Real-world applications

Robot arm trajectory tracking: Multi-joint robots have strong inertial coupling between joints and large payload variation, so model error is always present. Because SMC drives tracking error to zero given only an error bound, it is widely used in industrial robot trajectory control and in force-control modes. A boundary layer is typically added to spare the reducers from shock loads.

Power converters (DC-DC converters and inverters): The switching elements themselves embody "switching", so SMC and power electronics pair naturally. Fast voltage response and strong rejection of sudden load changes have made SMC standard in PV inverters and EV motor drives. A boundary layer is usually used to cap the switching frequency.

Aerospace attitude and missile control: Aerodynamic coefficients vary strongly with speed and altitude, so gain-scheduled PID can struggle. SMC is insensitive to parameter variation, and is researched and deployed in terminal missile guidance and reentry vehicle attitude control.

Automotive ABS, ESC and electric power steering: Automotive control suffers from large uncertainty in road friction, making it a great match for SMC. Wheel slip ratio tracking in ABS, yaw rate SMC in ESC and assist torque SMC in EPS have all been studied and put into production, where robustness directly translates into safety.

Common misconceptions and pitfalls

The most common misconception is to think "the bigger k, the better." In theory the reaching condition is satisfied as long as $k$ exceeds the disturbance, but oversized $k$ inflates input amplitude, aggravates chattering and wears out or destroys the actuator. Try setting $k=20$ and $\varphi=0$ in the simulator — the chattering metric goes astronomical. Practice is to keep $k$ at roughly 1.5–2× the estimated disturbance bound and absorb the rest of the robustness budget with a boundary layer or adaptive law.

The next pitfall is to assume that once you add a boundary layer φ you have "near-ideal SMC." The instant you introduce φ, strict invariance is lost, and you are left with a finite residual error and low-frequency oscillation.

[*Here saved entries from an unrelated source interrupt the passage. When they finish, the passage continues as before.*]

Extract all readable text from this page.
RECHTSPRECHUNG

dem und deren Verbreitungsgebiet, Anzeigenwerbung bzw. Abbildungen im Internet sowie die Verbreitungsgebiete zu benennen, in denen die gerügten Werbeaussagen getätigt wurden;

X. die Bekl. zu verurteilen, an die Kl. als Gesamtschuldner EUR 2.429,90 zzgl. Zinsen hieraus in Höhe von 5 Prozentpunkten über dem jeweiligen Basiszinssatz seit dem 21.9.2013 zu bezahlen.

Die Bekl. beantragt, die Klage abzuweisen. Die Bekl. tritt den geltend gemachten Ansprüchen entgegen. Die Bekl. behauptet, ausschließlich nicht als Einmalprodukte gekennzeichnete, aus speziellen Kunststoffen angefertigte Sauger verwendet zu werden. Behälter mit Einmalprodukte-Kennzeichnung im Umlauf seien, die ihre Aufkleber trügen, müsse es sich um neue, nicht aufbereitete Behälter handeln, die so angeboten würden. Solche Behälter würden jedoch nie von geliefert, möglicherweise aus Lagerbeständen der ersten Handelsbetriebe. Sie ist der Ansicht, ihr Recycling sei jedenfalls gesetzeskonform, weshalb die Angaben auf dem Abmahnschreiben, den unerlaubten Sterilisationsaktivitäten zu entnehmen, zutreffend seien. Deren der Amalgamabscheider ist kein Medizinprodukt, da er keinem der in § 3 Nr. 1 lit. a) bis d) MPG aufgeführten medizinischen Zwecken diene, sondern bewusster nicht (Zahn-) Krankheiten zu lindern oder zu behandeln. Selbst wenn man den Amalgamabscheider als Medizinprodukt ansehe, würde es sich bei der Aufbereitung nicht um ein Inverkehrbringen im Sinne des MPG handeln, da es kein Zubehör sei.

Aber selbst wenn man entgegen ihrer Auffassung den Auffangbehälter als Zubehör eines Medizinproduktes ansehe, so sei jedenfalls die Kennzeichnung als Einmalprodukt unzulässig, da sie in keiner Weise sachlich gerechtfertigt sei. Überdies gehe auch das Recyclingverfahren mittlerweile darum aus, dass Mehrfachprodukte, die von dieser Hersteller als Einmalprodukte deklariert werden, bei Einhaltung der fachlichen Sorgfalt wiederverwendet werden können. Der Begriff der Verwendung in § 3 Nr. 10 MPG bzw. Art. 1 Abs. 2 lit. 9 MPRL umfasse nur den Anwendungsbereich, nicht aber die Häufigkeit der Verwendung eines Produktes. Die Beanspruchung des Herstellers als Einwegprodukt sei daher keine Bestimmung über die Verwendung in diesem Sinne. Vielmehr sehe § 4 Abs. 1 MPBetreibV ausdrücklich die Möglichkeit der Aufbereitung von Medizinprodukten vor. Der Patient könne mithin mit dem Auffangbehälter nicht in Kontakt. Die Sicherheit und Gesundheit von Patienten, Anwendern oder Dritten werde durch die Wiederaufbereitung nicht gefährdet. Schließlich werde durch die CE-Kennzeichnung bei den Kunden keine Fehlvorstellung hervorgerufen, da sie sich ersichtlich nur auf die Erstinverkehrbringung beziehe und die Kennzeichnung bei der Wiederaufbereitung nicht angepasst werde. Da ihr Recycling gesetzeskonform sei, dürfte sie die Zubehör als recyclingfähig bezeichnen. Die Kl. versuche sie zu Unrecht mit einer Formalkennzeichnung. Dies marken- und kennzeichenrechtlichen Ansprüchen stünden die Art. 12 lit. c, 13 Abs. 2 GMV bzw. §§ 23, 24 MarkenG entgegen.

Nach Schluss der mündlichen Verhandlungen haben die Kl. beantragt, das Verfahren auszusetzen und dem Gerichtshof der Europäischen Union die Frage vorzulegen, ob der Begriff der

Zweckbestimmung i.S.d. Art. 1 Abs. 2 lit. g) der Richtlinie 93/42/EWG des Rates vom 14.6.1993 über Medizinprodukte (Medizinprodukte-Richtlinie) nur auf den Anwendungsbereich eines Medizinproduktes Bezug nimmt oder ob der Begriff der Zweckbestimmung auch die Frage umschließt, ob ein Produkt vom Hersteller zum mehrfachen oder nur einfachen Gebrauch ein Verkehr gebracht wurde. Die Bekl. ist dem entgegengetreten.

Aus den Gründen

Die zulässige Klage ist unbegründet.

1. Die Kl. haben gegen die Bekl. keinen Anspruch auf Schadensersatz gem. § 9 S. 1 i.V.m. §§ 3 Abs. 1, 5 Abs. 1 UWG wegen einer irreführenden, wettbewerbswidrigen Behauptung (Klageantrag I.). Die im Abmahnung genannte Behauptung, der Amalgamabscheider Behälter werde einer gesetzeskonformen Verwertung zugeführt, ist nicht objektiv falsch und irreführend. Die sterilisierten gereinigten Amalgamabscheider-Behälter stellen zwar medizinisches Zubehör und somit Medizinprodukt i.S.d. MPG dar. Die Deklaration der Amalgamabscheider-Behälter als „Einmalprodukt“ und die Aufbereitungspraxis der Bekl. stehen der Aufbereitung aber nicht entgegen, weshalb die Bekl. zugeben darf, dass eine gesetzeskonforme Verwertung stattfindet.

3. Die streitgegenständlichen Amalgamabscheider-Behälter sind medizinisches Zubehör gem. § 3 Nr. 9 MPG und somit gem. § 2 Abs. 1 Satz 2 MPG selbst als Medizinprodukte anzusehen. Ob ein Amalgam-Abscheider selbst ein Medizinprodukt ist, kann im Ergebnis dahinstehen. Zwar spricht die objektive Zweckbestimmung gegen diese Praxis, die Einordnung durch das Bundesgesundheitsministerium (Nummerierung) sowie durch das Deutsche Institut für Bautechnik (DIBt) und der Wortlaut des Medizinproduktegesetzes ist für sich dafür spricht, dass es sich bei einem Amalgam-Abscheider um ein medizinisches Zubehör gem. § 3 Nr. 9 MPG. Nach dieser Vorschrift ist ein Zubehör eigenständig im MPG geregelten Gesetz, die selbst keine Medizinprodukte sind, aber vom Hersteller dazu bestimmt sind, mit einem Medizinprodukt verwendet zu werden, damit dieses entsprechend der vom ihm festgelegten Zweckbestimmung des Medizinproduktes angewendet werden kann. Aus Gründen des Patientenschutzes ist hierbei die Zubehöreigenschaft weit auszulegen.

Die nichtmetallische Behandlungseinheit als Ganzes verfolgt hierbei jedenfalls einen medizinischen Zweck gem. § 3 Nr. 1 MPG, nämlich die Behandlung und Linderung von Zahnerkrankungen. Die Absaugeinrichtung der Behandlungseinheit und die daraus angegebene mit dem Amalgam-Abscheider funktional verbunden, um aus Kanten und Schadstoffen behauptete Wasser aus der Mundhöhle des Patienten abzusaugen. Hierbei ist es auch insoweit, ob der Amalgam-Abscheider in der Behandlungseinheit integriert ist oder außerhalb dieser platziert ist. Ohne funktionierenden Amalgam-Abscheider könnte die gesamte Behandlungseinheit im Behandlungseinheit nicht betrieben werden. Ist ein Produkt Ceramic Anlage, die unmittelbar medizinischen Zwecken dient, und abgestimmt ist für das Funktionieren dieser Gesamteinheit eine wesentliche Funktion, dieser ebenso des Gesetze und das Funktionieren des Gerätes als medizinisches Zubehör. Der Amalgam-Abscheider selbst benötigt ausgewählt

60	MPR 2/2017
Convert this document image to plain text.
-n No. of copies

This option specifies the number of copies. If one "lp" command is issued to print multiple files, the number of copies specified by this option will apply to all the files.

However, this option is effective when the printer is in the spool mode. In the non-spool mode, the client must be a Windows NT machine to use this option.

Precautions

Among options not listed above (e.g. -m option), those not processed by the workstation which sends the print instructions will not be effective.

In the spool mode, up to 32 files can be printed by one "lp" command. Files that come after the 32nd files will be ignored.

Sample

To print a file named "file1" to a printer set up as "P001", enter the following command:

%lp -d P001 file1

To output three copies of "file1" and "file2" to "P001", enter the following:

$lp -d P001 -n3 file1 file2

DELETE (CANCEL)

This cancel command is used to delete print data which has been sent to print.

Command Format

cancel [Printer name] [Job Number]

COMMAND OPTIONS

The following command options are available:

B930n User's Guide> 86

Raise φ to 0.5 in the simulator and a small wobble appears around the origin. Whether that error is acceptable depends on the application: for precision positioning, the practical answer is to layer integral sliding mode (ISM) or super-twisting on top. Treat "boundary layer = trade-off knob," not "boundary layer = chattering cure."

Finally, note that this tool shows the ideal SMC with perfectly known model. In real implementations the cancellation terms $a\,x_2 + b\,x_1$ carry model error, which adds to the effective disturbance. Real-system practice is to design $k$ including model error, or to derive an error bound from a system-ID nominal model. On top of that, discrete-time implementation caps the switching frequency at the sampling rate, which is itself a chattering source. A continuous-time simulation that looks great can behave very differently at a 1 kHz sample rate.